Hıristiyanlığın resmikabulü ile yetkili makamlar eşcinselliğe yasaklar getirmiştir.

Osmanlı'da oğlancılık halktan padişaha kadar çok yaygın bir kavramdır. Pasif gay erkeklere luti deniliyor. Seks işçisi olana da hiz oğlanı. Bu oğlanlar devlet tarafından kayıt altına alınıyor. Yani hayatını bu işten kazananlar defter-i hizan adlı kütüğe yazılıyorlar.

Tarihçi Ayşe Hür'ün Radikal Gazetesi'nde yayınlanmış Osmanlı'da Eşcinsellik adlı yazısında bu işin Orhan Gazi dönemine kadar geri götürüleceğini bildiriyor. Yıldırım Beyazıt Döneminde de bu durumun resmileştiğini söylüyor. Yeniçeri Ocağında askerlere hizmet eden oğlanlara Civelek deniliyor.

Sultan 2. Murat'ın emriyle Farsçadan çevrilen Kabusname'de ' yaz olunca avretlere meylet; kışın da oğlanlara ta ki bedenen sağlam olasın…'

Has Bahçede Ayşu Tarab kitabını, merhum tarihçi Halil İnalcık ile merhum ilahiyatçı Yaşar Nuri Öztürk birlikte yazıp topluma kazandırdılar. Bu kitapta Ayşu Tarab ile bahsedilen zevkü sefadır. Zevkü sefa ile kastedilen şarap, esrar ve oğlancılık imiş.

Cihad adı altında ilahi kelimetullahı yayıyoruz diye mücahid olarak tarihte nam salan onca padişah ve saray erkanının böylesi hayat tarzlarını yargılamak bizim işimiz değil. Kendileri hakkında olumsuz bir yorum yapmadığım gibi; aynı zamanda da eşcinselliklerini görmezden gelip yadsımak gibi bir tutum içinde de olmam pek doğru olmasa gerektir.

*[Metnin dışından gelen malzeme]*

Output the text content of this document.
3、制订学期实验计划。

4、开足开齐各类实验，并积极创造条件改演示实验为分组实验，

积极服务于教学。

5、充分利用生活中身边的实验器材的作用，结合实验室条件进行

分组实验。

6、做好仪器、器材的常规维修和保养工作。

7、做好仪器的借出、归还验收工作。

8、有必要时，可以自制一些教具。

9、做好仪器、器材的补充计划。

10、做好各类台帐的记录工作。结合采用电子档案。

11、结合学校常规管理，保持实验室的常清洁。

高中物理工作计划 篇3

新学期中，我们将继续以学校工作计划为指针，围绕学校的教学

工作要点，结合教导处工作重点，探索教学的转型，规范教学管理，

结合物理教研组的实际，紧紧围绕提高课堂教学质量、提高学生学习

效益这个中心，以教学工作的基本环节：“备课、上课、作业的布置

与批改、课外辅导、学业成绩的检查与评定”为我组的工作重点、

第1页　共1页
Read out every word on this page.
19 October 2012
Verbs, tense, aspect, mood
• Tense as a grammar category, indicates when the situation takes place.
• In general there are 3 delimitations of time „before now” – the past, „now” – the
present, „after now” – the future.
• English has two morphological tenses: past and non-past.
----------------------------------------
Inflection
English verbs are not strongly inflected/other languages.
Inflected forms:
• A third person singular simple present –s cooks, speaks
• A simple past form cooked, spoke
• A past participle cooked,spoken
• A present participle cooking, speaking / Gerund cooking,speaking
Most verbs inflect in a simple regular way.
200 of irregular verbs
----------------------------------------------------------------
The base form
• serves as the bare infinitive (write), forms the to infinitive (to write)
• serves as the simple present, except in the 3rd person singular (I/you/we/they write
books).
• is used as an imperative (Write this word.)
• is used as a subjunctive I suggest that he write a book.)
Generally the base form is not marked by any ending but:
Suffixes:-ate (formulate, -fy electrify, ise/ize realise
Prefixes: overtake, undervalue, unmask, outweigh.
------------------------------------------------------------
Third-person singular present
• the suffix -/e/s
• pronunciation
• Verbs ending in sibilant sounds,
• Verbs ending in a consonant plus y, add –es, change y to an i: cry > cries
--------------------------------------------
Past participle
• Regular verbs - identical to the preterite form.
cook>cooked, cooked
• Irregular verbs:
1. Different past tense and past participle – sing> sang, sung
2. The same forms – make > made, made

Bir insanı çok sevebiliriz; eğer gerçek anlamda seviyorsak o kişinin hataları ve sevapları ile yüzleşmemiz gerekir. Hüküm vermeden, yargılama yapmadan…

Toplumda farkındalık ve eleştiri kültürüne çok ihtiyacımız var. Farkında olmak, bilincinde bulunmak ve aynı zamanda da gerektiğinde yıkıp dökmeden eleştirebilmeyi bilebilmek.

Eşcinsellik son dönemde meydana çıkan bir moda akımı olmuş olsa idi; bunca tarihi bilgi ve dipnot olmazdı. Sevgili okurlarımız, beyin jimnastiğimizde bizi yalnız bırakmadığınız için teşekkür ederiz.